Alevi inancında da, tüm pagan inançlarda, çok farklı etnik yapılarda, klan ve aşiret topluluklarında da ortakçı yaşam, dayanışma toplumsal yaşamın amentüsü olarak vücut bulmuş ve bir anayasa gibi işlemiştir. Devletli uygarlıklar döneminin inanç sistemleri olarak gelişen tek Tanrılı dinlerde de sosyal dayanışma altı önemle çizilen, sosyal varlık olarak yaşamını sürdürmenin önemli bir gereği olarak dile getirilen bir husustur. Sosyal dayanışma biyolojik ihtiyaçların temininden ruhsal ihtiyaçların teminine kadar uzanan geniş bir skalada yaşamı kuran, değiştirip dönüştüren bir dinamik olarak işleyegelmiştir.
Sosyal dayanışma ile ilgili yazma ihtiyacı Ramazan ayı, oruç gündemi ve Diyanet İşleri başkanının açıkladığı fitre miktarı nedeniyle hasıl oldu. Fitre, İslamiyet’teki sosyal dayanışma yasalarından birisidir. Diyanet İşleri Yüksek Kurulu, bu yılki fitre miktarını asgari 40 lira olarak belirledi. 40 lirayı belirlerken esas aldığı ölçü, bir kimsenin bugünkü koşullarda günlük gıda ihtiyacını ancak 40 lira ile temin edebiliyor olması olarak açıklamış. Fitre, sadece bir günlük ihtiyacı karşılamak için ödeniyor. Yıl 365 gün. Dört kişilik bir ailenin günlük gıda ihtiyacı 160 liraya temin edilebiliyor. Bu miktarı 30 ile çarparsak dört kişilik bir ailenin sadece asgari gıda ihtiyacı 4.800 lira ediyor. Asgari ücret 4.250 lira. Bu gıdayı pişirmek için gaz kullanmak lazım. Elektrik, su, ısınma, ulaşım gibi ihtiyaçlar neyle karşılanacak? Asgari ücretlinin çok önemli bir bölümü kiracı ve en az gelirinin dörtte birini kiraya veriyor.
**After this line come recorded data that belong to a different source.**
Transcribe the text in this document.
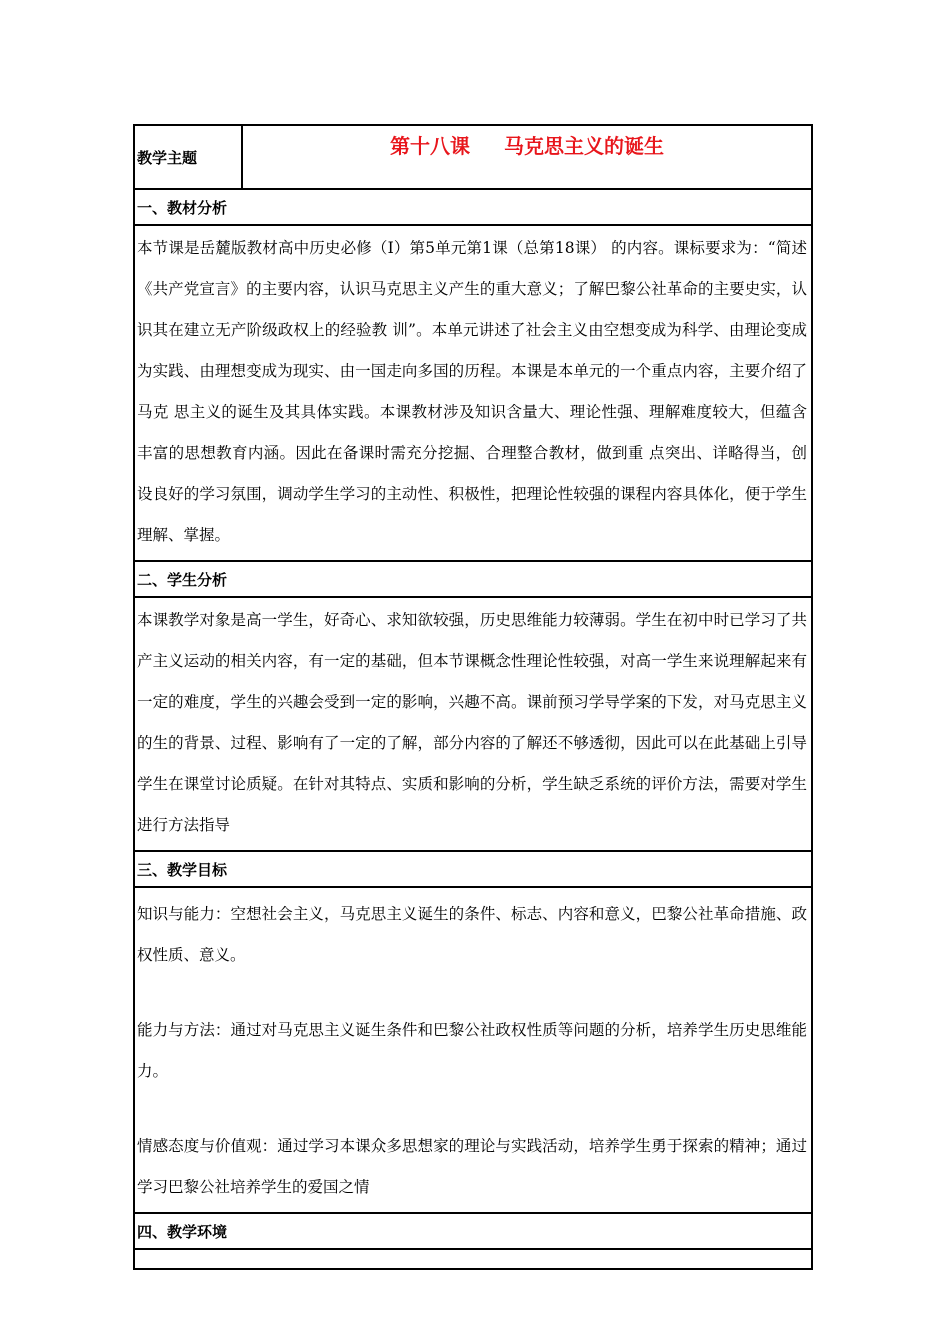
教学主题	第十八课 马克思主义的诞生
一、教材分析
本节课是岳麓版教材高中历史必修（I）第5单元第1课（总第18课） 的内容。课标要求为：“简述《共产党宣言》的主要内容，认识马克思主义产生的重大意义；了解巴黎公社革命的主要史实，认识其在建立无产阶级政权上的经验教 训”。本单元讲述了社会主义由空想变成为科学、由理论变成为实践、由理想变成为现实、由一国走向多国的历程。本课是本单元的一个重点内容，主要介绍了马克 思主义的诞生及其具体实践。本课教材涉及知识含量大、理论性强、理解难度较大，但蕴含丰富的思想教育内涵。因此在备课时需充分挖掘、合理整合教材，做到重 点突出、详略得当，创设良好的学习氛围，调动学生学习的主动性、积极性，把理论性较强的课程内容具体化，便于学生理解、掌握。
二、学生分析
本课教学对象是高一学生，好奇心、求知欲较强，历史思维能力较薄弱。学生在初中时已学习了共产主义运动的相关内容，有一定的基础，但本节课概念性理论性较强，对高一学生来说理解起来有一定的难度，学生的兴趣会受到一定的影响，兴趣不高。课前预习学导学案的下发，对马克思主义的生的背景、过程、影响有了一定的了解，部分内容的了解还不够透彻，因此可以在此基础上引导学生在课堂讨论质疑。在针对其特点、实质和影响的分析，学生缺乏系统的评价方法，需要对学生进行方法指导
三、教学目标

知识与能力：空想社会主义，马克思主义诞生的条件、标志、内容和意义，巴黎公社革命措施、政权性质、意义。

能力与方法：通过对马克思主义诞生条件和巴黎公社政权性质等问题的分析，培养学生历史思维能力。

情感态度与价值观：通过学习本课众多思想家的理论与实践活动，培养学生勇于探索的精神；通过学习巴黎公社培养学生的爱国之情

四、教学环境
Lüks araç düşkünlüğü ile müsemma Diyanet İşleri’nin açıkladığı fitre rakamları bile, iktidarın insanları nasıl bir yoksulluğa, hayır yoksulluk değil açlık ve sefalete mahkum ettiğini gösteriyor.
Buradan her ramazanda iktidar yanlısı bir TV kanalında gösterilen bir dizi filmin başrol oyuncusuna getireceğim sözü. Yoksul olmayı öve öve bitiremeyen, İslam dini peygamberinin, halifelerin, evliyaların, dini önderlerin nasıl malsız ve mülksüz olduklarını, mal ve mülkün nasıl bir yük olduğunu, insanı nasıl kibre, şirke soktuğunu, nasıl günahlara gark ettiğini gözü yaşlı salya sümük anlatan büyük oyuncu, mümtaz şahsiyete. Bu oyunculuğu karşılığında yüz binlerce lira alan, yüzlerce insanın karnını doyurabileceği bir sofraya kendi gibi kelli felli din alimleri, iş adamaları ile oturan büyük İslam alimine. Adı lazım değil, herkes biliyor.
Bu mümtaz şahsiyet, bugünkü din tandanslı muktedirlerin içine battığı riyanın, iki yüzlülüğün, hilekarlığın, dolandırıcılığın ve talancılığın süzme ifadesidir. Münafıklık, İslam dinindeki en büyük günah ve sapmalardan biridir. Ramazan ayında TV ekranlarına bakın, ne kadar çok münafık olduğunu göreceksiniz.